Setelah berusaha mengumpulkan kesadaran, Val kemudian bangkit dan memandangi sekelilingnya dengan seksama.
“Sepertinya ada seseorang tadi yang membuat kita tertidur.“
“Ya, aku juga merasakannya. Tapi aneh, untuk apa ia melakukan itu? Bahkan tak ada sedikitpun dari barang-barangku yang diambilnya,“ komentar Warchief.
“Mungkin sebaiknya kita lanjutkan pemeriksaan kita. Siapa tahu orang  misterius tadi sudah lebih dulu masuk ke dalam menara ini,“ usul Val.

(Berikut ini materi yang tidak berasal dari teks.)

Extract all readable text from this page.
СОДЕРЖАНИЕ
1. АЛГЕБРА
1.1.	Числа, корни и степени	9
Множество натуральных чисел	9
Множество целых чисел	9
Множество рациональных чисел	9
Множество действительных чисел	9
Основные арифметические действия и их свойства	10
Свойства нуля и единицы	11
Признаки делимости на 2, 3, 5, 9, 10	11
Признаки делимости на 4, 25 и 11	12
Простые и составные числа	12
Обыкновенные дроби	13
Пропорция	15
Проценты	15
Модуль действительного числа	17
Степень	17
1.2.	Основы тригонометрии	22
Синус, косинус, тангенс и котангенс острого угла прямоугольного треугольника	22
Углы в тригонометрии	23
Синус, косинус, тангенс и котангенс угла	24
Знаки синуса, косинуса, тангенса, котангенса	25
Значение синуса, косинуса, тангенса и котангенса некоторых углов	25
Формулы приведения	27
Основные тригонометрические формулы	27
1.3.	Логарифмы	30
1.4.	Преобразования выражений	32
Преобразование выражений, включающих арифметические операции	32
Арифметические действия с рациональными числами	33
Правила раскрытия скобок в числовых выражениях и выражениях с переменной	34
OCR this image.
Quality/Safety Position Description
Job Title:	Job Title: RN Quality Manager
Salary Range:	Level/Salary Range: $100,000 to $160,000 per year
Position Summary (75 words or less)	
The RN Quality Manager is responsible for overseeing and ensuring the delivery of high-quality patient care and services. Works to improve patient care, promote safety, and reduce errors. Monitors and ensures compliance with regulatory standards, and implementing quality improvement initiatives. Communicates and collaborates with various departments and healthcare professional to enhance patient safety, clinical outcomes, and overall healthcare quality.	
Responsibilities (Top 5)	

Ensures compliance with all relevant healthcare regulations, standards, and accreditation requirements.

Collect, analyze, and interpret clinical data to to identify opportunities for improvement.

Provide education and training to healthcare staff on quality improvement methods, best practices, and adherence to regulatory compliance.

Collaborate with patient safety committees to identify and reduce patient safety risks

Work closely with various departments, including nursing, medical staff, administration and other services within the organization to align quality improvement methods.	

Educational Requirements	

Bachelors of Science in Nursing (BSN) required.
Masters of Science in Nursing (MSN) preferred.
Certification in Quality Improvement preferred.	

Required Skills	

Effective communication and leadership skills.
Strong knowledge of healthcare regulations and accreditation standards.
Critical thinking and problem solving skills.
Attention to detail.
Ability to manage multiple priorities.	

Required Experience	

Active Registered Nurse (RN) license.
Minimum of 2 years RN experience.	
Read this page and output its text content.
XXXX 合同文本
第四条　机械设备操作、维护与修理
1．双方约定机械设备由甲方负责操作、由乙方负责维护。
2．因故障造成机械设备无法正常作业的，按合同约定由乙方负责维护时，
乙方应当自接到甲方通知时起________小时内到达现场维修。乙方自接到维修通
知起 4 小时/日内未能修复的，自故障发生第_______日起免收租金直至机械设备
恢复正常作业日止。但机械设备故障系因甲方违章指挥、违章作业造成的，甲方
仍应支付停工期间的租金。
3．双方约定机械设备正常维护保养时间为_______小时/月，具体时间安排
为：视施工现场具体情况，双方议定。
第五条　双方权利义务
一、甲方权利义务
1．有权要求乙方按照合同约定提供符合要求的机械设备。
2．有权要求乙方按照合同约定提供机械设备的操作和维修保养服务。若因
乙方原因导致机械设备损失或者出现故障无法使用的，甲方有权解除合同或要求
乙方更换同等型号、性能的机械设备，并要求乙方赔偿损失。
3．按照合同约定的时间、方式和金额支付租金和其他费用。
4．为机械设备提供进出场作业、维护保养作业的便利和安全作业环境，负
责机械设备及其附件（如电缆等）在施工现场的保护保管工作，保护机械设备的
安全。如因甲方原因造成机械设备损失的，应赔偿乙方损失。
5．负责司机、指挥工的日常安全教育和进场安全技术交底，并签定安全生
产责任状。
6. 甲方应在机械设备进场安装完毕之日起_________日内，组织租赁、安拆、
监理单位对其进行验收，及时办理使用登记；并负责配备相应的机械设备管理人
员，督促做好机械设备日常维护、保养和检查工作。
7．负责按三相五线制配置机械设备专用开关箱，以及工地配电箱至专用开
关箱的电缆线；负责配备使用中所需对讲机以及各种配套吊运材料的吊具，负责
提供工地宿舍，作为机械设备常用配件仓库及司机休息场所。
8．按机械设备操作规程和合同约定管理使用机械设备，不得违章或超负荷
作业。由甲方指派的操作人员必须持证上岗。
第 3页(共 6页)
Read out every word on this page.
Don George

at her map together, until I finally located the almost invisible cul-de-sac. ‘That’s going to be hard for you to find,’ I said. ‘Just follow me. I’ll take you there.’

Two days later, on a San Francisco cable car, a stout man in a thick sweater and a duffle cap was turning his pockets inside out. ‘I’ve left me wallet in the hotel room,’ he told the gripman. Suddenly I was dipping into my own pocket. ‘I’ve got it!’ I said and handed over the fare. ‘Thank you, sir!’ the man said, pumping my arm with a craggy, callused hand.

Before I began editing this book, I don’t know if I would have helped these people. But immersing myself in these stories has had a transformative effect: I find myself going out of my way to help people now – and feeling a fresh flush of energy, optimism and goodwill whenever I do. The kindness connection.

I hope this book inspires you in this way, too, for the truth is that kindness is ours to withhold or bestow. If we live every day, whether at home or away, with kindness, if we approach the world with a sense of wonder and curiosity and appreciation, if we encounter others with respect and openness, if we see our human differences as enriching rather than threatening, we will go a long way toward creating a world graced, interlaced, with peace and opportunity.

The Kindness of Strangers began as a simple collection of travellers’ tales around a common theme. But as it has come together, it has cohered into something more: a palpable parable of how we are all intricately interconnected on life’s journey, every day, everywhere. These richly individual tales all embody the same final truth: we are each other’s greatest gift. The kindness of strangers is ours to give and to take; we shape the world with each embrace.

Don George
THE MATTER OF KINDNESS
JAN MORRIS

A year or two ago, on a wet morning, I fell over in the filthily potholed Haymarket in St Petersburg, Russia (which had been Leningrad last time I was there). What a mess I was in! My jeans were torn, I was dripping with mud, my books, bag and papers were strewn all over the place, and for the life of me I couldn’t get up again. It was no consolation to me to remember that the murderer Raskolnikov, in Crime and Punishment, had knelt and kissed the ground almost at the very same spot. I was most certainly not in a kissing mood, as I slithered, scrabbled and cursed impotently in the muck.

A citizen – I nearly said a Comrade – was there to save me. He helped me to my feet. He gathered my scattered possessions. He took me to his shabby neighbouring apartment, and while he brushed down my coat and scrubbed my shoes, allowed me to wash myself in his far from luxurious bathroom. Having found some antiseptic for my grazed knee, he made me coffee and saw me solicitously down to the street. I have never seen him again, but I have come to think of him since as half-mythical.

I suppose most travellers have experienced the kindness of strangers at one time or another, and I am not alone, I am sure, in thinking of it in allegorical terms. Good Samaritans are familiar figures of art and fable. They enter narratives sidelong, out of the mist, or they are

“Ya, tapi bagaimana kita bisa mengenali orang itu jika kita bahkan tidak ingat sedikitpun bentuk wajahnya?“ sela Warchief.
“I-iya juga. Aku tidak kepikiran tentang hal itu,“ Val menggaruk-garuk kepalanya. “Tapi tak ada salahnya jika kita mencoba, kan? Setidaknya kita bisa tahu apa yang ada di dalam menara ini.“
“Ya, tapi tetap dengan misteri yang berputar di kepala kita. Hal apa yang bisa lebih buruk dari itu?“ sahut Warchief dengan nada frustasi.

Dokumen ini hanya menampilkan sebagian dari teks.